Monymusk facing uncertain future

Published:Tuesday | February 21, 2017 | 12:00 AMMark Titus
Production at Monymusk sugar factory in Clarendon came to a halt as workers took industrial action last week, using cane carts to block the main entrance.

Despite its expressed reluctance to get back into the management of sugar factories, the Government might have no choice for the 2018 crop, as the operators of the Monymusk Sugar Factory in Clarendon have made it clear they will not start the broilers for that year.

The Chinese-owned Pan Caribbean Sugar Company recently advised stakeholders that it has no intention to take back operation of the Lionel Town-based facility come 2018.

Pan Caribbean has reportedly indicated that the factory will operate only if a joint venture partner or buyer is identified in the coming weeks.

"The Chinese have said it quite clearly. They have written to me and I know of other stakeholders who would have been advised by letter that they will not operate Monymusk for 2018," Allan Rickards, chairman of the All-Island Jamaica Cane Farmers Association, told The Sunday Gleaner.


Farmers in limbo


Approximately 30 cane farmers who have a one-year lease arrangement with Pan Caribbean could be left in the cold if the factory is not operated next year, and Rickards is hopeful that a negotiated settlement can be reached.

"This means those farmers would know that they could have the land for one more year. We are anxious that they should get some indication very soon, so that they have some security to go about securing financing for the next crop," said Rickards,

"We expect that the agriculture minister (Karl Samuda) is going to say something about that very shortly, so my message to the farmers is to hold strain," added Rickards.

Late last week, permanent secretary in the agriculture ministry, Donovan Stanberry, confirmed that the Government has been told by Pan Caribbean that it does not intend to operate the factory in 2018.

According to Stanberry, Pan Caribbean has indicated that despite this decision it is not handing back the asset which it bought from the Government in 2009.

Stanberry said Samuda will have to travel to China to discuss the matter at the highest level.


Priority for this year


Pan Caribbean has already indicated that its priority for this crop year is to ensure a successful season at the Frome Sugar Estate in Westmoreland, despite carrying out some repair work at Monymusk.

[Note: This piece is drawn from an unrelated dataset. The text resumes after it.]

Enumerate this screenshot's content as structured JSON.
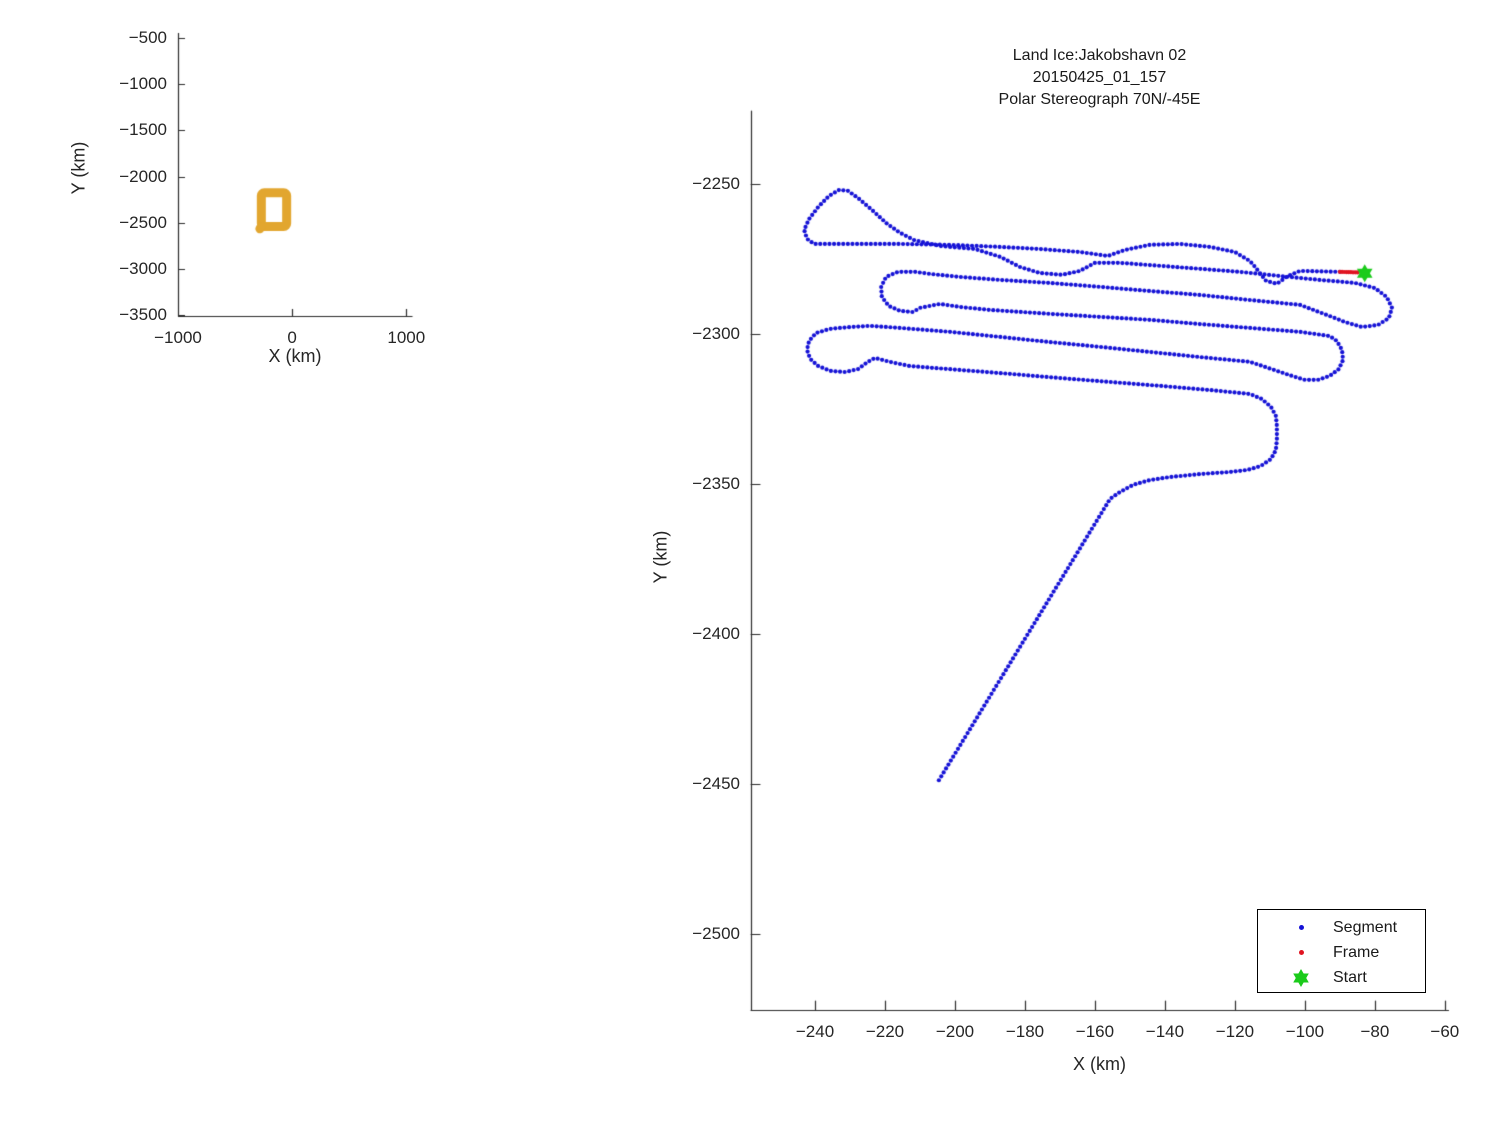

Experts from China are reportedly fine-tuning the new power boilers at Moneymusk for the belated March 1 start of the 2016-17 crop.

The company has projected that Monymusk will produce 14,000 to 16,000 tonnes of sugar this crop year from approximately 170,000 tonnes of cane.

Pan Caribbean invested more than US$260 million to renovate the factories and fields at Frome and Monymusk after becoming Jamaica's largest sugar manufacturer following its US$9-million divestment deal with the Government.

The company reportedly took a $7.3-billion hit to its bottom line by 2015, mainly because of a $5.5-billion impairment loss at Monymusk.